C’est pas du vent avec Anne-Cécile Bras – RFI

Au Québec, la ruée vers les minerais de transition. Un reportage de Pascale Guéricolas (Québec) à l’émission C’est pas du vent animée par Anne-Cécile Bras sur les ondes de RFI (Radio France international) avec l’invitée Célia Izoard, journaliste et philosophe, qui mentionne les travaux de William Sacher et Alain Deneault dont Paradis sous terre et Noir Canada (avec Delphine Abadie) à partir de 37 min 42 sec – 3 mai 2024

Photo © Getty Images – shaunl

« C’est l’un des paradoxes de notre époque : pour lutter contre le changement climatique et décarboner nos économies, une nouvelle ruée minière d’une ampleur inédite a commencé ! Pourtant, l’industrie minière consomme beaucoup d’eau, pollue les sols et consomme beaucoup d’énergie.  Mais pour produire des panneaux solaires, des éoliennes, des batteries et des voitures électriques, nous avons besoin de cuivre, de cobalt, de nickel, de lithium et de terres rares.
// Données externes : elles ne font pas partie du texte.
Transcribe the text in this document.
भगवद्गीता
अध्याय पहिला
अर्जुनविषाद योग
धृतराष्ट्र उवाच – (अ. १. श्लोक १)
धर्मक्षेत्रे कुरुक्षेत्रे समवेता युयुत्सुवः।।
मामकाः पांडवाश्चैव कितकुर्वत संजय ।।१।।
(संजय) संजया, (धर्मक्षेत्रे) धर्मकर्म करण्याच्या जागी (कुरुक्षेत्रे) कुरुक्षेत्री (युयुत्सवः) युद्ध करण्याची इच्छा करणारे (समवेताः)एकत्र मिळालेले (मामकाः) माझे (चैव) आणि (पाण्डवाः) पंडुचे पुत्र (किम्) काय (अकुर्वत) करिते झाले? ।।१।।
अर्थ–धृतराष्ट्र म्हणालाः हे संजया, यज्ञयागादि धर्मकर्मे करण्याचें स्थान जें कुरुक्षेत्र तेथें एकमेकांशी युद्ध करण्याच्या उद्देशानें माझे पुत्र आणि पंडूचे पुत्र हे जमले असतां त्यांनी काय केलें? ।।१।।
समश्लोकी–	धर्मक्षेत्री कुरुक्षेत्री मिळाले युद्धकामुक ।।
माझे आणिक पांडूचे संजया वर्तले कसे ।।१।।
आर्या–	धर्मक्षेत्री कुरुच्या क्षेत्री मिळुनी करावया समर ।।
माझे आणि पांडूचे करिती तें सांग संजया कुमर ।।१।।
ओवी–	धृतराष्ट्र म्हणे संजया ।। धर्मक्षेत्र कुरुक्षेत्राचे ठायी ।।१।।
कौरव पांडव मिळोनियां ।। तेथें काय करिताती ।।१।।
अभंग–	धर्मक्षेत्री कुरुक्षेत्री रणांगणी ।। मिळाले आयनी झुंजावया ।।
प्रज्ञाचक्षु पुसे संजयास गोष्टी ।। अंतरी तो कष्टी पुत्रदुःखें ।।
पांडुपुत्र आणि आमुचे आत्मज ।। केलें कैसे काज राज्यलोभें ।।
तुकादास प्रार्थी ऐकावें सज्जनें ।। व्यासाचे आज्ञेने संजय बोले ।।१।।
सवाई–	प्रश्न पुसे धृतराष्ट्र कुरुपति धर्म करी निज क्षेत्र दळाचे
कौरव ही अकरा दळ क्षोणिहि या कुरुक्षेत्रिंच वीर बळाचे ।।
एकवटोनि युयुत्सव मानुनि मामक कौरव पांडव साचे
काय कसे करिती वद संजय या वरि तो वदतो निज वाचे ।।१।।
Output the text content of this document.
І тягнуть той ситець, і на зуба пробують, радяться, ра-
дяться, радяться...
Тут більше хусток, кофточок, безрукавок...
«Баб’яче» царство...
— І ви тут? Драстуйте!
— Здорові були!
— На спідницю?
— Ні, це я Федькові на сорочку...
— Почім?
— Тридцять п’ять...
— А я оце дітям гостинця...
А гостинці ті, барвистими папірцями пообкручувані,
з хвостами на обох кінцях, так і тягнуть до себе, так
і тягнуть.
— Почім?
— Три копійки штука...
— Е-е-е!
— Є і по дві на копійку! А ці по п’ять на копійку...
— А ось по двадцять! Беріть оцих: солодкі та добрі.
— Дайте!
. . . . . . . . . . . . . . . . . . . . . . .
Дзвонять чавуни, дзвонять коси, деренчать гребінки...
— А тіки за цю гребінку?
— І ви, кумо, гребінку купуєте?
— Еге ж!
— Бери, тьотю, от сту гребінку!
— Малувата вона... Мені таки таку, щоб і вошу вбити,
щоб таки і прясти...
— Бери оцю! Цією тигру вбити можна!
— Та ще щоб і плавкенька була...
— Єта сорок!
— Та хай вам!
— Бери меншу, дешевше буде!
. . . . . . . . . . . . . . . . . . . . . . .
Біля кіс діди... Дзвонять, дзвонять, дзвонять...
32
Pour satisfaire nos besoins, il faudrait produire en vingt ans autant de métaux que nous en avons extrait au cours de toute l’histoire de l’humanité. Nous creusons et prospectons partout et pour une fois pas seulement dans les pays du Sud. Par exemple, depuis trois ans, le lithium, le nickel et le graphite présents dans le sol québécois attise les appétits à la plus grande surprise des habitants. Car au Québec n’importe qui peut acheter pour deux ans le droit d’explorer le sous-sol sur des parcelles de 500 m2. C’est un héritage historique de la législation britannique lorsque le Canada lui appartenait. Ces claims miniers sont accessibles… sur Internet. La population s’organise pour défendre ses paysages.